The World Health Organization’s (WHO) International Classification of Functioning, Disability
and Health (ICF) proposes that it is important to understand the full burden of a health
condition. A few studies have explored voice problems among PWS, and the characteristics of
voices of PWS are relatively unknown. The importance of conducting future research has been
OBJECTIVES : This study aimed to describe the vocal characteristics of PWS.
METHOD : Acoustic and perceptual data were collected during a comprehensive voice
assessment. The severity of stuttering was also determined. Correlations between the stuttering
severity instrument (SSI) and the acoustic measurements were evaluated to determine the
significance. Twenty participants were tested for this study.

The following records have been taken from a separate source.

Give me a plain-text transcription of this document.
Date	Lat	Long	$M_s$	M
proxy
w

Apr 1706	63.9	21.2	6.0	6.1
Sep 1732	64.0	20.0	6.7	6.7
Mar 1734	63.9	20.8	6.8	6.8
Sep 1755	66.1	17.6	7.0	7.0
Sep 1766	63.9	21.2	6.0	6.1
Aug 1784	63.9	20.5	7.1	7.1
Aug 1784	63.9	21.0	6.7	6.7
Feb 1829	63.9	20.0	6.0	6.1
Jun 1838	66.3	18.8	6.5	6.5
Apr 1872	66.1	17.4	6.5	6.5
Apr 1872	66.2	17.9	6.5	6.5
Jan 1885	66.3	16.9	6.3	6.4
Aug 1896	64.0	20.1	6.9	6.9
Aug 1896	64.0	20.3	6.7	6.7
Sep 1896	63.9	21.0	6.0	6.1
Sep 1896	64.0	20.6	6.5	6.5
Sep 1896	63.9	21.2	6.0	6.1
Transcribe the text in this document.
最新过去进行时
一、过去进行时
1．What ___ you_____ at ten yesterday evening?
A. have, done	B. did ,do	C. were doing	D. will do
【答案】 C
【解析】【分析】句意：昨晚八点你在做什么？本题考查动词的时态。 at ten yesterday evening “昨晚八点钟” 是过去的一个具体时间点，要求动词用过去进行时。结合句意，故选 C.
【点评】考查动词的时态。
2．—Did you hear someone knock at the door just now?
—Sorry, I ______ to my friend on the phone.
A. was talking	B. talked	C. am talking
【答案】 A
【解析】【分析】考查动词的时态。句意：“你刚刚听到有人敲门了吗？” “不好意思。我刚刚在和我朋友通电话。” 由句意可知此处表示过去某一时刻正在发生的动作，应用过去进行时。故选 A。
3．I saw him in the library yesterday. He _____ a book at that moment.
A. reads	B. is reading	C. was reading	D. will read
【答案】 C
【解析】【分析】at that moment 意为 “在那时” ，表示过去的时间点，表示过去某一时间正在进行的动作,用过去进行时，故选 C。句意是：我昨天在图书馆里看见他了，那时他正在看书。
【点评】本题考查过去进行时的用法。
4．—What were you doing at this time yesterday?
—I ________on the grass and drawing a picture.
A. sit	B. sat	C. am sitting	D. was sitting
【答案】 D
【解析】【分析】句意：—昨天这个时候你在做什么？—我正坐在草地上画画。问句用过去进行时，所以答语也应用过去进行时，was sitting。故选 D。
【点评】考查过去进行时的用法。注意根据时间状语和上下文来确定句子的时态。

RESULT : Only two participants (10%) obtained a positive Dysphonia Severity Index (DSI) score
of 1.6 or higher, indicating that no dysphonia was present, while 90% of participants (n = 18)
scored lower than 1.6, indicating that those participants presented with dysphonia. Some
participants presented with weakness (asthenia) of voice (35%), while 65% presented with a
slightly strained voice quality. Moderately positive correlations between breathiness and SSI
(r = 0.40, p = 0.08) have been reported. In addition, participants with high SSI scores also
scored a poor DSI of below 1.6, as observed by a moderate positive correlation between SSI
and DSI (r = 0.41).
CONCLUSION : The majority of PWS presented with dysphonia, evident in the perceptual or
acoustic parameters of their voices. These results can be used for further investigation to create
awareness and to establish intervention strategies for voice disorders among PWS.